Ces loricae ont également un aspect magique. Ce
sont réellement des incantations. Plus que des prières au
sens romain du terme, c'est-à-dire des méditations, ce sont
avant tout des charmes destinés à fléchir la volonté
de Dieu et lui faire accomplir les actions qu'on lui demande. Il y a dans
ces loricae quelque chose de commun avec le redoutable geis celtique, cette
incantation magique qu'on lançait parfois sur quelqu'un et dont
le caractère était obligatoire sous peine de mort, de honte
ou de rejet de la communauté. Par certains aspects, ces loricae
sont en fait des prières contre Dieu. Encore une fois, nous
retrouvons, à travers cette pratique, le souci des moines celtes
d'être avant tout des héros capables, par le dépassement
et la force intérieure, de modifier le destin. L'idée n'est
pas chrétienne. Il ne s'agit pas de soumission à la volonté
divine: au contraire, le but recherché est de soumettre Dieu à
la volonté humaine. C'est un thème qui est de toute évidence
druidique, et que l'on retrouve dans la pensée d'un Pélage,
pour qui, seule la volonté pouvait permettre à l'homme de
se sauver.
D'ailleurs, ces loricae, comme le fameux «jeûne
contre Dieu» de Patrick et des grands saints irlandais, ont des affinités
avec des rituels magiques en usage dans le chamanisme. Ces loricae remontent
très loin dans la préhistoire des Celtes. Et elles ont survécu
dans des formules liturgiques, les litanies notamment, ainsi que dans des
prières populaires.
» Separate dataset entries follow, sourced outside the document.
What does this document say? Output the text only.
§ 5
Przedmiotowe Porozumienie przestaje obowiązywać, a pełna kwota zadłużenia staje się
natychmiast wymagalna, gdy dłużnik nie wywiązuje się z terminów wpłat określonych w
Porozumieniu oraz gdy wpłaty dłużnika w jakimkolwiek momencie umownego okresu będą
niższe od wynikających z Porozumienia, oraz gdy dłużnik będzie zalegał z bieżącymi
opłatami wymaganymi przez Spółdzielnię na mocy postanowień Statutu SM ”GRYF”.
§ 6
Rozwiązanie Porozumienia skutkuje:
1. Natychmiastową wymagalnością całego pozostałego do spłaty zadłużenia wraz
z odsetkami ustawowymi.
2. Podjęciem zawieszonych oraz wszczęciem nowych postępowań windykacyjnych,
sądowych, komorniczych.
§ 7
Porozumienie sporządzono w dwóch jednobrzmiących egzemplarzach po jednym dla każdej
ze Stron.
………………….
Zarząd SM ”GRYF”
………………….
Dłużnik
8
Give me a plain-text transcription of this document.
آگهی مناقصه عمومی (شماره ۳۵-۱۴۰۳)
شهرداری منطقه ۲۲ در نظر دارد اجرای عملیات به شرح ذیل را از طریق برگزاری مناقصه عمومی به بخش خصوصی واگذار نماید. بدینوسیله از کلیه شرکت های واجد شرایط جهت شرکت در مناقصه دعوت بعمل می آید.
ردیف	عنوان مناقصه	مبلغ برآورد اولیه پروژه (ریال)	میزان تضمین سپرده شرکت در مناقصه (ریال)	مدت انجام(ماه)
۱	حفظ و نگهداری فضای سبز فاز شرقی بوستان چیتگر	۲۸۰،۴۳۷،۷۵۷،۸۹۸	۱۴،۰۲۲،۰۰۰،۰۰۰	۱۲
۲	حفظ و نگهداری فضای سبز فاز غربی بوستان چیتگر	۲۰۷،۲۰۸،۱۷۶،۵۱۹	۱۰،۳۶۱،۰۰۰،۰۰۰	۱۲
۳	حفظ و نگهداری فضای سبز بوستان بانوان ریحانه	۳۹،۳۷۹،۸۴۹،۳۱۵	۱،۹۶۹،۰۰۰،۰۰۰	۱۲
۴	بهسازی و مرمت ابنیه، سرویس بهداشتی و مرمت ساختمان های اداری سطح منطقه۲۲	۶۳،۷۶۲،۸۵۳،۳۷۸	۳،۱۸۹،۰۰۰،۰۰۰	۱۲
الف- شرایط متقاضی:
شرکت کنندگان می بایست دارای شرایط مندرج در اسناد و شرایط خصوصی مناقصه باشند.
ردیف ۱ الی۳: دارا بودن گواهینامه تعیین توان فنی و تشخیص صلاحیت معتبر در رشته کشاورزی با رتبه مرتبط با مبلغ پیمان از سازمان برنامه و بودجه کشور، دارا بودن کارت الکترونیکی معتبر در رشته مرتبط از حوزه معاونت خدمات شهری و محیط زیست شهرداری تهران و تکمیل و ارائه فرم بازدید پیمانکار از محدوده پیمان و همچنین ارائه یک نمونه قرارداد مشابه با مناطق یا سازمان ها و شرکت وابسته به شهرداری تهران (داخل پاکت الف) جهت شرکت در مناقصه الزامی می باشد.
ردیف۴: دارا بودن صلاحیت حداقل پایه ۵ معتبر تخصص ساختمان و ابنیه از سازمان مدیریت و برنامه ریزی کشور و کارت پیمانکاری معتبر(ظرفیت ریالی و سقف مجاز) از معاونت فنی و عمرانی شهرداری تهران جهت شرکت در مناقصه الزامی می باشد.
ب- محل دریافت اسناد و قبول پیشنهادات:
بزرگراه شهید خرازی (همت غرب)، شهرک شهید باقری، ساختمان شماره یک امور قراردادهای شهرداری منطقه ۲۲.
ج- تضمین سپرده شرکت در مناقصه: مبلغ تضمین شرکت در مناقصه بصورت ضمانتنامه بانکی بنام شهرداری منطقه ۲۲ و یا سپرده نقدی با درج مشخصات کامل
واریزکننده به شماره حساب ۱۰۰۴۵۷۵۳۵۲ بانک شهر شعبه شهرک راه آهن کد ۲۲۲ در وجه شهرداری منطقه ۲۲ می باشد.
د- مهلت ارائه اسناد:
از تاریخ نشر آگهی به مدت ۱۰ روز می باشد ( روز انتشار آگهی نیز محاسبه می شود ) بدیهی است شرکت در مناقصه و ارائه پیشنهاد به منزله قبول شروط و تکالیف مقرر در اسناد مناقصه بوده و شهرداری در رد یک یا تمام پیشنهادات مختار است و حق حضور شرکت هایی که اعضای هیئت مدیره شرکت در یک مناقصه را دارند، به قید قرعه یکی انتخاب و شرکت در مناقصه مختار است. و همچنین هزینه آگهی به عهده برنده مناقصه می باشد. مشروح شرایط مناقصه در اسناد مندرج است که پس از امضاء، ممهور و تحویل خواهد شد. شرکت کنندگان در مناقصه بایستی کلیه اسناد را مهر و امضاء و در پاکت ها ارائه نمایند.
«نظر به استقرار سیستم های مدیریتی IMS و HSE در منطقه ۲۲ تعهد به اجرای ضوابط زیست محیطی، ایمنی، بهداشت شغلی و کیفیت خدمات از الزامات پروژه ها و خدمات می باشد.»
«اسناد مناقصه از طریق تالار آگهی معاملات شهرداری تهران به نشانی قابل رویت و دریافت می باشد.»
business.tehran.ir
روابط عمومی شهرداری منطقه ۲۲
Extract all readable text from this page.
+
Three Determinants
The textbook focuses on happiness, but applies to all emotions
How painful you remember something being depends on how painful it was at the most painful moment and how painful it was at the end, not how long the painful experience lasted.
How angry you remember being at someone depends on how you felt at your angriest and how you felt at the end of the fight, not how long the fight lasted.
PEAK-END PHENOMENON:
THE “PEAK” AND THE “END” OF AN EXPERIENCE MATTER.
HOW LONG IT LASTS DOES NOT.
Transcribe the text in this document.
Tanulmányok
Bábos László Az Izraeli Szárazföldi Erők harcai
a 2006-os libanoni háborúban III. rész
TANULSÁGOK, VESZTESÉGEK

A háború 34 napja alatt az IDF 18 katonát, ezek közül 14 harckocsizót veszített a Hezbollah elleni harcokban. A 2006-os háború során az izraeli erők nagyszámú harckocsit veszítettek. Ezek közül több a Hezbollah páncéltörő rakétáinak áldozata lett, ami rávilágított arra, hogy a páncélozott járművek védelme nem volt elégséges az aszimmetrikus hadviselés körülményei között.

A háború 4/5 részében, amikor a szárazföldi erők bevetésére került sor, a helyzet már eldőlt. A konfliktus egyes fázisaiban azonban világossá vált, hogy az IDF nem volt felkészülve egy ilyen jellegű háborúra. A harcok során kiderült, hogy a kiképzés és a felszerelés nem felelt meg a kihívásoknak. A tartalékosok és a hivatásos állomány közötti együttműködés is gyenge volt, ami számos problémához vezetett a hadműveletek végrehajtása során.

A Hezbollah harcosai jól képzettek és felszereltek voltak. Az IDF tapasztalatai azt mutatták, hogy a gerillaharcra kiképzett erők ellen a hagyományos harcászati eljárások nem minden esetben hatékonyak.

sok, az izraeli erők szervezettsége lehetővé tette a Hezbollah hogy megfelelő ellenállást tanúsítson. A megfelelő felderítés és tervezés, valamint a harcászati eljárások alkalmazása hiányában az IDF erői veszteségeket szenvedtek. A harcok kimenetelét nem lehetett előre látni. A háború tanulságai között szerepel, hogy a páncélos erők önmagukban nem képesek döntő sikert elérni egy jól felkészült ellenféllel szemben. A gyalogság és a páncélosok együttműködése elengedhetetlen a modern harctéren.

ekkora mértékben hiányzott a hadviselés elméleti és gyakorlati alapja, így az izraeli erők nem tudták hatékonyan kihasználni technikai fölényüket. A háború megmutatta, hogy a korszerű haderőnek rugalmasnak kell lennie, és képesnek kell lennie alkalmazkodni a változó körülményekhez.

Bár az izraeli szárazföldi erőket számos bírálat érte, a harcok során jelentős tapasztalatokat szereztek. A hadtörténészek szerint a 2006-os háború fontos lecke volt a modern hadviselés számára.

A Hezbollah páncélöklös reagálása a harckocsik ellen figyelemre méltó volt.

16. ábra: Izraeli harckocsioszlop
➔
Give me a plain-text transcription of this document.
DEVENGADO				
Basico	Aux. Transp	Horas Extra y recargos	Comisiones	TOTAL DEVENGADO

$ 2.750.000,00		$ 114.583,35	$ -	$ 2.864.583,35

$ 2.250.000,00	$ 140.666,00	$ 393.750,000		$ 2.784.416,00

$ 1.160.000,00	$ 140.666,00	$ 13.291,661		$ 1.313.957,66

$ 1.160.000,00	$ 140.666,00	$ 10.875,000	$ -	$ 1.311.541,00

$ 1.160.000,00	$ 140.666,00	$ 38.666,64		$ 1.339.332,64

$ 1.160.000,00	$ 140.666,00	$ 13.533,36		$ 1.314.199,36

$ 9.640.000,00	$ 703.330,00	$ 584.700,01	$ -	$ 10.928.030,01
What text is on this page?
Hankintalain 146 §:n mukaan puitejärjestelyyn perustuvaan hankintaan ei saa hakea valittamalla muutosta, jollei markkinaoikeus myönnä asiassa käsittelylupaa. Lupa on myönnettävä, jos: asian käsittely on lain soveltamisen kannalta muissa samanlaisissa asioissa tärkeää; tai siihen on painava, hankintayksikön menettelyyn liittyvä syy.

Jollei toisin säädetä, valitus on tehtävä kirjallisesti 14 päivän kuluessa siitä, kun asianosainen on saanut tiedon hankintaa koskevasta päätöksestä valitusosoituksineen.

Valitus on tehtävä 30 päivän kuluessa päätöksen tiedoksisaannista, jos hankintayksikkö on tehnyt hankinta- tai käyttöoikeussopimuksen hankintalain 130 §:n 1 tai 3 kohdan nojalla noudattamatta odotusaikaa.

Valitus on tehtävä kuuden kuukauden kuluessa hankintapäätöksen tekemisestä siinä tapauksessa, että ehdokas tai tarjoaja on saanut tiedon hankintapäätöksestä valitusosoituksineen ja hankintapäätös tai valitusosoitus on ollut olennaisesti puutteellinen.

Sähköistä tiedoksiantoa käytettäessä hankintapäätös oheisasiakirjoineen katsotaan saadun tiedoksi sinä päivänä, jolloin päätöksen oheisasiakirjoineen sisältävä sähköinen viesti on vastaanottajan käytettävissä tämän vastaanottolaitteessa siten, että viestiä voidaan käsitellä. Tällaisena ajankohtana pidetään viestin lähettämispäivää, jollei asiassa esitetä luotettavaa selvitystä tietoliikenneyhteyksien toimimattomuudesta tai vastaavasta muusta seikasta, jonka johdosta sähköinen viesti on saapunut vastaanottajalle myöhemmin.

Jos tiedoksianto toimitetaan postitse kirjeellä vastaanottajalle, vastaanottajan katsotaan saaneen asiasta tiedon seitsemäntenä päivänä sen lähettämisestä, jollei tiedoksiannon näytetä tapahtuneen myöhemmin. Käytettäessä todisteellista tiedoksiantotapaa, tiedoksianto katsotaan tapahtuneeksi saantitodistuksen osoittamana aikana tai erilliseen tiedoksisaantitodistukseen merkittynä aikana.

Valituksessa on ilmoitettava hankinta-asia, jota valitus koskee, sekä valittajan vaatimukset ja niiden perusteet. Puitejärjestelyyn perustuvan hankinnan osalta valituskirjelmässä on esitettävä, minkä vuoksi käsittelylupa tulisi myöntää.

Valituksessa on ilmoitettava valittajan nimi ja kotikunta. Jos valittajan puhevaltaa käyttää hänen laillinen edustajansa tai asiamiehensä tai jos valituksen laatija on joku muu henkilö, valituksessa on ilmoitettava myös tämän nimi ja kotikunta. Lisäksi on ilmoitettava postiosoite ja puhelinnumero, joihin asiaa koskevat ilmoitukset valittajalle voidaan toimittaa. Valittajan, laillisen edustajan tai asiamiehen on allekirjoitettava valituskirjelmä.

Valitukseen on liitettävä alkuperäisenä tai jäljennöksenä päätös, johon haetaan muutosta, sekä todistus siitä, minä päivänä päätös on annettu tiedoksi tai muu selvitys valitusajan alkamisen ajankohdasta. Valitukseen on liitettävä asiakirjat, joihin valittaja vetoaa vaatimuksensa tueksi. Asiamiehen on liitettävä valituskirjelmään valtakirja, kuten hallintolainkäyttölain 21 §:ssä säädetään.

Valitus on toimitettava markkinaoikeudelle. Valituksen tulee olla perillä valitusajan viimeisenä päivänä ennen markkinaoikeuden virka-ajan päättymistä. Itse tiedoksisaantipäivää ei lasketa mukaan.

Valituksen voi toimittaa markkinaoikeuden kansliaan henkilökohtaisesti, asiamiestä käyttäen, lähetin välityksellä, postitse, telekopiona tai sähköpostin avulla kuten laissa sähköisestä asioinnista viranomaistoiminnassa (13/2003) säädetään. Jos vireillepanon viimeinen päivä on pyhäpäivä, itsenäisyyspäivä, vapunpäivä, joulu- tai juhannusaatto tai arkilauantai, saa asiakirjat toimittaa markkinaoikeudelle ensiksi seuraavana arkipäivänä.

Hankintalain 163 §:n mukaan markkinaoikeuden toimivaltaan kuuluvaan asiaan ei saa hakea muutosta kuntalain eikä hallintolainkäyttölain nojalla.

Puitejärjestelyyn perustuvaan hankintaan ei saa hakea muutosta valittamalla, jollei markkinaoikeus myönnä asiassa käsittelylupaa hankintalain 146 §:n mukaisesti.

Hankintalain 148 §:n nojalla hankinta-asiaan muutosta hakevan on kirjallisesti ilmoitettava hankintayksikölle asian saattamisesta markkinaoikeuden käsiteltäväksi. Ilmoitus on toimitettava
Comme on leur a attribué des vertus particulières
à différentes époques, et qu'elles ont été
rejetées par le clergé officiel, elles ont été
récupérées bien souvent par les sorciers de village
et par les guérisseurs de toutes sortes, lesquels affirment toujours,
même à notre époque, que leur pouvoir de guérison
provient d'une formule qu'ils récitent en «touchant»
le malade, formule bien entendu secrète et qu'ils ne transmettent
qu'à un successeur désigné ou choisi par eux.
- Jean Markale
Matthieu 6:7 En priant, ne multipliez pas de vaines paroles,
comme les païens, qui s'imaginent qu'à force de paroles,
ils seront exaucés. 8 Ne leur ressemblez pas, car votre Père
sait de quoi vous avez besoin, avant que vous le lui demandiez.
1Jean 5:14 Nous avons auprès de lui cette assurance,
que si nous demandons quelque chose selon sa volonté, il nous écoute.
15 Et si nous savons qu'il nous écoute, quelque chose que
nous demandions, nous savons que nous possédons la chose que nous
lui avons demandée.
Manifestement, les moines celtes et les catholiques qui
les ont imité par après avec leurs litanies ont mis en oubli
cet avertissement de Jésus. Il est tout à fait prétentieux
de penser faire fléchir Dieu à force de lui répéter
sans cesse les mêmes choses, il n'est tout de même pas le juge
inique de la parabole.
Plutôt, l'attitude du chrétien dans la prière
est celle qu'avait Jésus, qui était prêt à mettre
sa volonté de côté pour faire celle de son Père.